Hay escenas de televisión que se quedan grabadas no por lo espectaculares, sino por lo incómodamente reales que resultan. Una de ellas pertenece a «BoJack Horseman», la serie animada que revolucionó la manera de hablar sobre depresión, culpa y relaciones rotas detrás de la fachada de Hollywood.
El momento ocurre cuando BoJack visita a Herb Kazzaz, su antiguo amigo y mentor, quien está muriendo. BoJack llega buscando algo que muchos buscamos alguna vez: una disculpa que borre el pasado y un perdón que alivie la culpa. Pero Herb no se lo concede. Con una frialdad devastadora, le deja claro que dos décadas de silencio y abandono no se resuelven con una disculpa de último momento, y que morir no lo hace más generoso ni más dispuesto a fingir que todo está bien.
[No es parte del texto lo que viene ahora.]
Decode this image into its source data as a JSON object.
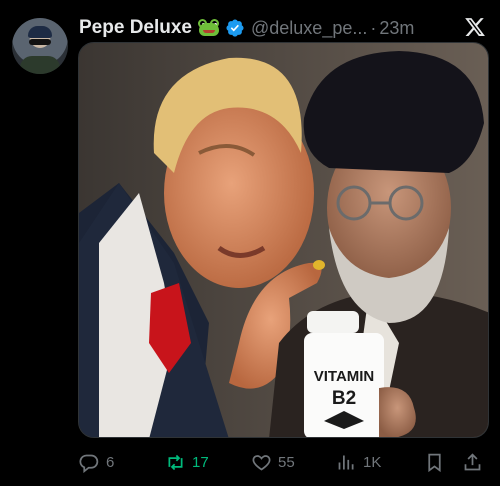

Lo que hace inolvidable la escena no es el enojo de Herb, sino su honestidad brutal: no todas las heridas cierran, no todas las disculpas llegan a tiempo, y a veces la otra persona simplemente no tiene por qué darnos la paz que buscamos. Es uno de los momentos más citados de la serie precisamente porque incomoda; porque BoJack —y con él, buena parte de la audiencia— espera una reconciliación que jamás llega.
Años después de su estreno, esta escena sigue circulando en redes como recordatorio de que el perdón, cuando existe, es una decisión de quien fue herido, no una obligación ni una garantía.